Using GSC as a Rank Tracker

Google Search Console (GSC) is a free service provided by Google to monitor your own websites.

It is different from other dedicated rank trackers in several ways.

Limitations of GSC as a Rank Tracker.

Firstly, it is using Google’s own dataset so one could argue that it is the most accurate source of data about keyword rankings.

However, the data is sampled, which means that keyword positions that are reported are averaged out over several search queries. So, for example, you could have your keyword appear in position 5 for the first 100 searches and position 7 for the next 100 searches and GSC would report the keyword as being at position 6 even though it has never appeared in that exact position in reality.

GSC can only be used to track your own verified domains, so you are unable to view your competitors rankings, for example. Also, data can only be filtered to country-level – you cannot view rankings at state, county, or region level. And, of course, GSC only gives you information on searches carried out on the Google search engine.

Another limitation is that positions will not be checked for keywords that only receive a few impressions/clicks – this is to ensure the security of personal data because low-volume data could potentially be used to identify a particular user.

In addition, only 1000 rows/keywords are returned ordered by number of clicks, so for larger sites longer-tail keywords will not be included in the dataset. However, this limitation can be extended to 25,000 rows/keywords if you use the GSC API – this sort of implementation can be achieved by developing your own solution or using third-party software, including Google offerings such as Looker Studio and Sheets.

Finally, GSC only stores data for 16 months, after which time it is deleted. Therefore, data has to be exported if you want to track keywords over the longer term.

The GSC Dashboard

The GSC dashboard displays a line chart that shows the number of impressions (in the SERPs), the number of clicks, the average click-through rate, and the average of positions of all keywords on your website.

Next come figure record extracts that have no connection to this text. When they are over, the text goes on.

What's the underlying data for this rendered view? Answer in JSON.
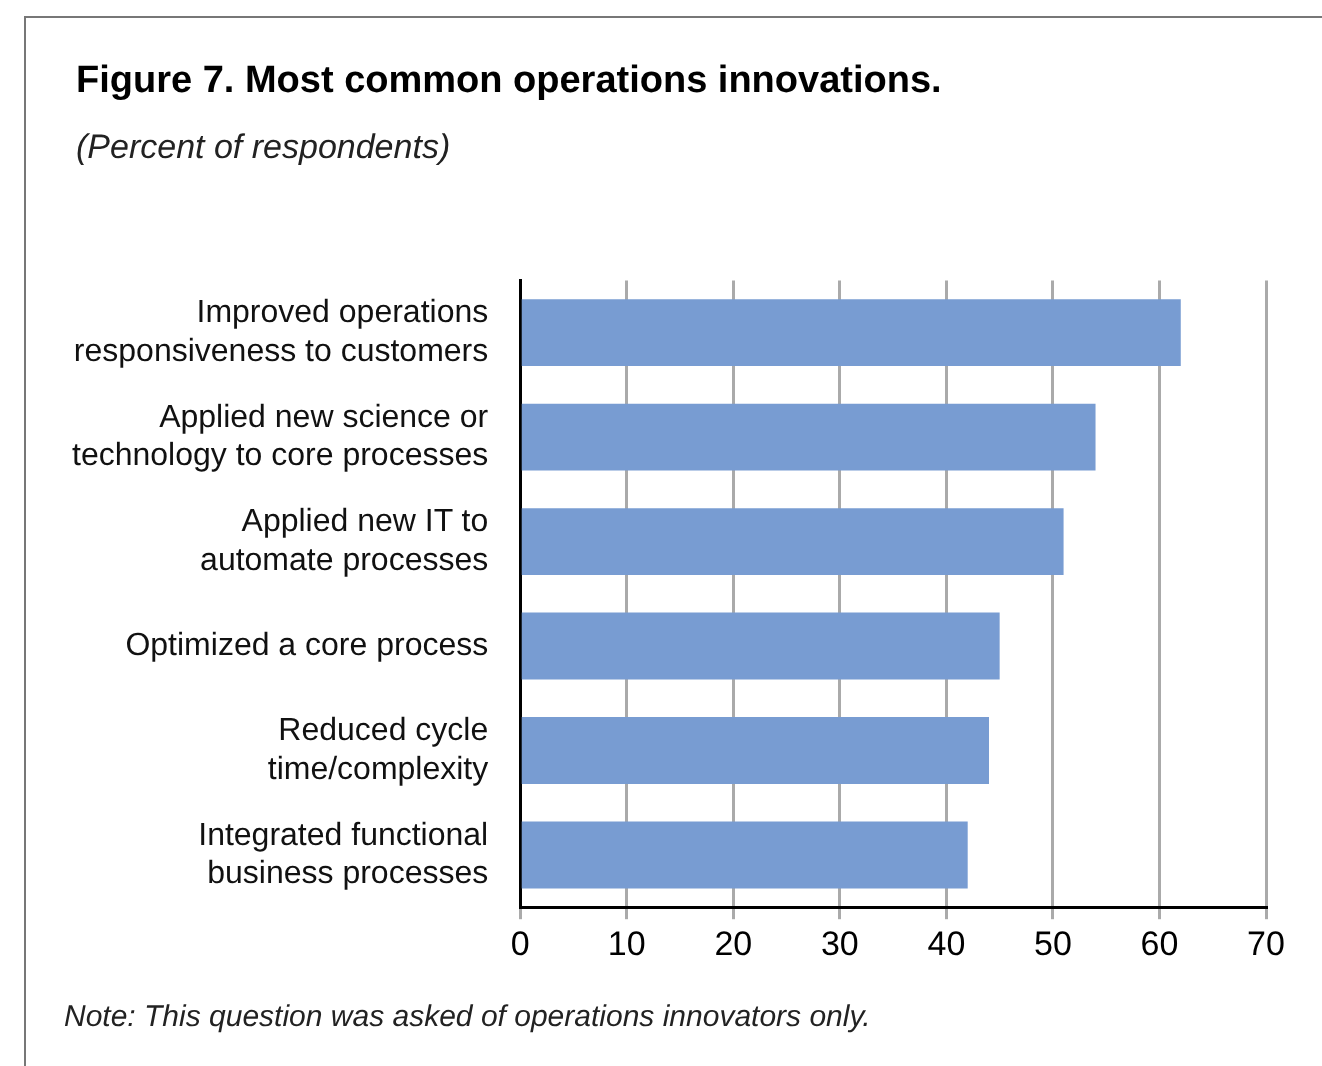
{
  "chart_data": {
    "type": "bar",
    "orientation": "horizontal",
    "title": "Figure 7. Most common operations innovations.",
    "subtitle": "(Percent of respondents)",
    "categories": [
      "Improved operations\nresponsiveness to customers",
      "Applied new science or\ntechnology to core processes",
      "Applied new IT to\nautomate processes",
      "Optimized a core process",
      "Reduced cycle\ntime/complexity",
      "Integrated functional\nbusiness processes"
    ],
    "values": [
      62,
      54,
      51,
      45,
      44,
      42
    ],
    "color": "#789cd2",
    "xlim": [
      0,
      70
    ],
    "xticks": [
      0,
      10,
      20,
      30,
      40,
      50,
      60,
      70
    ],
    "grid": "x",
    "legend": false,
    "annotations": [
      "Note: This question was asked of operations innovators only."
    ]
  }
}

Below the chart is a table of the top 1000 keywords for the website sorted by number of clicks.

Whilst this data may be useful as a general overview of your website, it does not tell you anything specific. To get more precise information, GSC provides several ways to filter your data.

As you can see in the image above, GSC gives you options to filter the data by date, search type, query, page, country, device, and search appearance.

As well as having preset time periods, the date filter also allows you to view data over a custom time period. By default, the search type is set to web, which is the normal Google search engine, however you can also see how your keywords perform in Google’s image, video, and news search results.

When you filter by query, you can see the data for an exact keyword, all keywords that contain particular text, or all keywords that do not contain particular text. You can also use custom regex expressions.

The image above shows the performance of a single keyword over a two-month period. The orange line indicates how the average position in the SERPs has changed over this time.

Similarly, you can filter page to show all the keywords that a particular page on your website ranks for.

You can also filter by country and device(desktop, tablet or mobile). The search appearance filter allows you to which keywords appear in Google’s SERP features, such as review snippets or translated results.

From the keyword table (below the chart) you can sort keywords by number of impressions, number of clicks, average click-through rate, and average position. In the screenshot below, keywords have been sorted by average position.

Data can also be exported from GSC in CSV, Google Sheets or Excel formats.

Other features

GSC also provides a whole host of other features for optimising your website for Google’s search results, including:

  • Backlinks (again, this list is sampled and incomplete)
  • Crawling (check/submit the crawl status of a webpage)
  • Page Experience and Core Web Vitals
  • Submit sitemaps
  • Security issues and manual actions (penalties that stop your website being shown in Google’s SERPs)

As mentioned previously, GSC also provides access to an API, which allows you to programmatically access the data that Google has stored for your website.


Personally, GSC is what I use to track the ranking on my own websites.

Not only is it free, but I feel the sampled data provides a more accurate picture of a keyword’s performance in the SERPs.

Rankings are in a state of constant flux and depend on several factors, including the searcher’s location and search history, and time of day.

Google also regularly mixes up the SERPs – for example to test a newly published webpage, or a webpage that has recently received a lot of backlinks.

By taking the average position across several searches, it is less likely that an outlier will skew the data, which can happen with other rank trackers that programmatically scrape the SERPs for your current position at one particular moment in time.

When I first started working in SEO, I couldn’t afford to buy a dedicated rank tracker, so I used GSC (or Google Webmaster Tools as it was known back then). I did move on to using paid rank tracking tools and they do have their advantages, but over the last five years, I’ve moved back to GSC and developed my own rank tracking app using the GSC API.

My own particular needs do not require me to be able to filter data to a local level (country-level is fine). I also do not track my rankings in any search engine other than Google because right now Google is still the dominant leader in search – I can understand why some people may consider this short-sighted but that is a debate for another time.

So, I would highly recommend GSC for somebody that is first getting started in SEO. Intermediate users will have some idea of what they need from rank tracking software and will be able to use my comparison table to filter for products that meet their specific needs. More advanced users should consider using an API to create their own bespoke solution, and the GSC API is one way to do this.